The Chinese government may ban the rearing of huge rats it previously paid people to farm to lift themselves out of poverty. In February authorities in the country signalled that the consumption and farming of wild animals would be banned temporarily.
The proposal followed the outbreak of the novel coronavirus, which is believed to have originated in a wet market in the city of Wuhan. Although most researchers familiar with the virus and trade have suggested pangolins and bats are the source of the COVID-19 strain, at least one scientist has suggested bamboo rats are to blame.
Referred to as ‘zhu shu’ in Mandarin, the large rodents have distinct round cheeks and are considerably sizeable. An adult bamboo rat can weigh five kilograms and grow to 45 centimetres long. Their heft and signature taste has earned them a place at the heart of Chinese cuisine for thousands of years.
The rodents were a favoured dish in the Zhou Dynasty, which ran from 1046 to 256BC, and are rumoured to help improve spleen function.
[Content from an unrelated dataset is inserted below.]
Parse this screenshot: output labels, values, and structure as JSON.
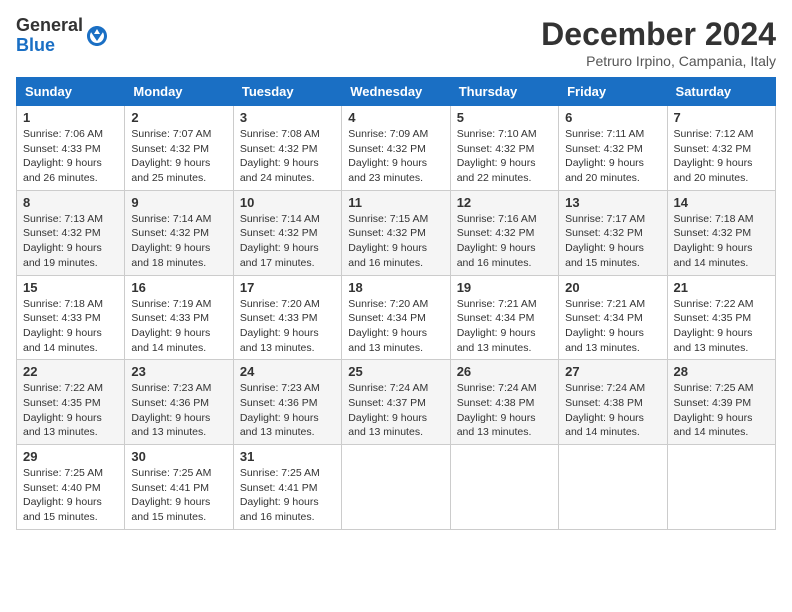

While the rats have long remained a minor part of Chinese culinary culture, they were shot into the limelight in 2018 when two young men started videoing themselves breeding the rodents.
The Nua Nong Brothers gave the unusual mammals a brand boost with recipe videos that attracted millions of views. Their work inspired a nation and led the topic ‘100 reasons to eat bamboo rats’ to trend on Weibo.
The rising popularity has also seen their value soar, with a pair of bamboo rats selling for the equivalent of Sh14,900.
When the ruling Communist Party put the brakes on the wild animal market in China, there were thought to be around 25million bamboo rats being reared for food. Many of these were in the south of the country in areas such as Guangzi, where there are thought to be 100,000 people raising 18million of the rodents, China News Weekly reports.
One month before the industry came to a halt Dr Zhong Nanshan, China’s leading epidemiologist, warned that the epidemic may be linked to bamboo rats or badgers.
If more evidence pins the blame on the large rodent, then they may remain outlawed in the long term. While this might be welcomed by those looking to avoid another pandemic, it will likely prove costly for bamboo rat farmers.
Regional governments such as the Guangxi Poverty Alleviation Office have promoted farmers raising the rodents on smallholdings, with as much as 120 yuan (Sh1,810) available in subsidies for each animal.
That compares with 15 yuan (Sh226) for a chicken.
It is estimated that 20,000 people in China have been lifted out of poverty by rearing bamboo rats.
Last month, several breeders in the county of Dongyuan, Guangdong, culled more than 3,000 bamboo rats in a desperate measure to limit their financial losses, Beijing News reported.
The Ministry of Agriculture and Rural Affairs is drafting a new ‘Catalogue of Animal Genetic Resources’, which essential determines what is livestock and what is not.
Ma Yong, the deputy secretary of China Biodiversity Conservation and Green Development Foundation, has warned that the chances of this are slim.
Because the bamboo rat has only been domesticated for 30 years, there has not been adequate disease control research conducted into the species.